The other question is: What, if anything, is going wrong with this tree from a bonsai perspective. A completely untrained tree may not be showing much of anything in the way of a good bonsai characteristic, but it may be showing, or beginning to show an undesirable quality (fault). If this is happening, you need to take action to correct the fault before it gets worse. This could be something as simple as a whorl of branches on a pine that are beginning to create a bulge. You may not see anything usable at this point, but if you don't make the correction, any later potential may be lost or diminished by the fault. A VERY common beginner mistake is not to correct the rooting or nebari on a pine. Surface root correction is something that must be done every time a tree is transplaned (repotted). If left for more than a few years, a bad rootage will be uncorrectable. So, no matter how much time and energy you put into the tree past this point, it will still have a fault that diminishes its potential. A few minutes spent doing this root work every year or two would transform something atrocious into a believable bonsai (assuming you do other things correctly. I can't tell you how times I have seen pine trees with years, maybe even decades of work with roots that I can't even stand to look at.

Of course, once you have analyzed your trees, you either take the next step or leave them alone. But taking the next step requires another complete level of discourse, and assumes you KNOW how to either enhance its bonsai nature or eliminate the fault. This dilemma keeps drawing me into bonsai. The marriage of horticulture and art is a seemingly bottomless pit of potential possibilities. There is so much to learn, but the more you learn, the better your bonsai, and the deeper the passion.

Brent
EvergreenGardenworks.com
 
This is a great and passionate answer thanks
 
Great info Brent! Have you written any articles on this topic of correcting nebari on pines?.. especially with pictures?

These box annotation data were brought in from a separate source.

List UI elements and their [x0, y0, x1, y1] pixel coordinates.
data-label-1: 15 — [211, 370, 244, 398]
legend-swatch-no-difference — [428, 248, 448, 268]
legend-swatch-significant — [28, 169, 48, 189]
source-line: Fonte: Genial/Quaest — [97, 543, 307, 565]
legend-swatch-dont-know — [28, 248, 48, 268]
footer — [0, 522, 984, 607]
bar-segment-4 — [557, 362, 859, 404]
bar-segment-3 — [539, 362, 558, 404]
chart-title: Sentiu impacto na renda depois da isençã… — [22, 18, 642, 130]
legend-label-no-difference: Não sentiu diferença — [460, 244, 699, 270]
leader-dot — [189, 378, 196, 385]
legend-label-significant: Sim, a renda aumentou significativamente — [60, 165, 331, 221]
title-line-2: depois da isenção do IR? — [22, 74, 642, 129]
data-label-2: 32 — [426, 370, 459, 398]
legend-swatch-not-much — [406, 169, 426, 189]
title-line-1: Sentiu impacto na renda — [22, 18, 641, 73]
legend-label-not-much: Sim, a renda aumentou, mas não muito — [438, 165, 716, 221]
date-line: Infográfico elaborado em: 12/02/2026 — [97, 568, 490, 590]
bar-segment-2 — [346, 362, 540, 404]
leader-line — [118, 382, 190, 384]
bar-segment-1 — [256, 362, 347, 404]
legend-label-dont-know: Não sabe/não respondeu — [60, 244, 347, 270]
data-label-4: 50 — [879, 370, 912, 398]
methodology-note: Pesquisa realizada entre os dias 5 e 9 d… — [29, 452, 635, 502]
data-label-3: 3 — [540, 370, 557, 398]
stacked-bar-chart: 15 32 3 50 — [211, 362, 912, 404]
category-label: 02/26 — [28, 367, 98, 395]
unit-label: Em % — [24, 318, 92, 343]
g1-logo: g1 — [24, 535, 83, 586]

Good luck amcoffeegirl. Ficus is a great choice to learn these techniques on as they should develop very quickly given the right conditions. :)
 
Great info Brent! Have you written any articles on this topic of correcting nebari on pines?.. especially with pictures?...

Agreed. You always hear not to worry about the nebari on evergreens, so I'm curious exactly what you find offensive. And Thanks for the thoughtful answer!
 
Agreed. You always hear not to worry about the nebari on evergreens, so I'm curious exactly what you find offensive. And Thanks for the thoughtful answer!

I either missed something or someone deleted a post but I cannot find where anyone found anything offensive in this thread.
 
I either missed something or someone deleted a post but I cannot find where anyone found anything offensive in this thread.

I think he means "offensive nebari" :)
 
I can't tell you how times I have seen pine trees with years, maybe even decades of work with roots that I can't even stand to look at.

Brent
EvergreenGardenworks.com

Here's the quote
 
I can't tell you how times I have seen pine trees with years, maybe even decades of work with roots that I can't even stand to look at.

Are you referring to pines with the swirled, entwined mass of roots at their bases?
 
Are you referring to pines with the swirled, entwined mass of roots at their bases?

Yes. What you are seeing is the original root bound root mass of a smaller pot, usually the one gallon stage. There is absolutely no effort to correct this in many cases.

I wrote this article for the blog several years ago: Where It All Begins

Brent
EvergreenGardenworks.com
 
Yes. What you are seeing is the original root bound root mass of a smaller pot, usually the one gallon stage. There is absolutely no effort to correct this in many cases.

I wrote this article for the blog several years ago: Where It All Begins

Brent
EvergreenGardenworks.com

Exactly what I was asking, Thanks Brent!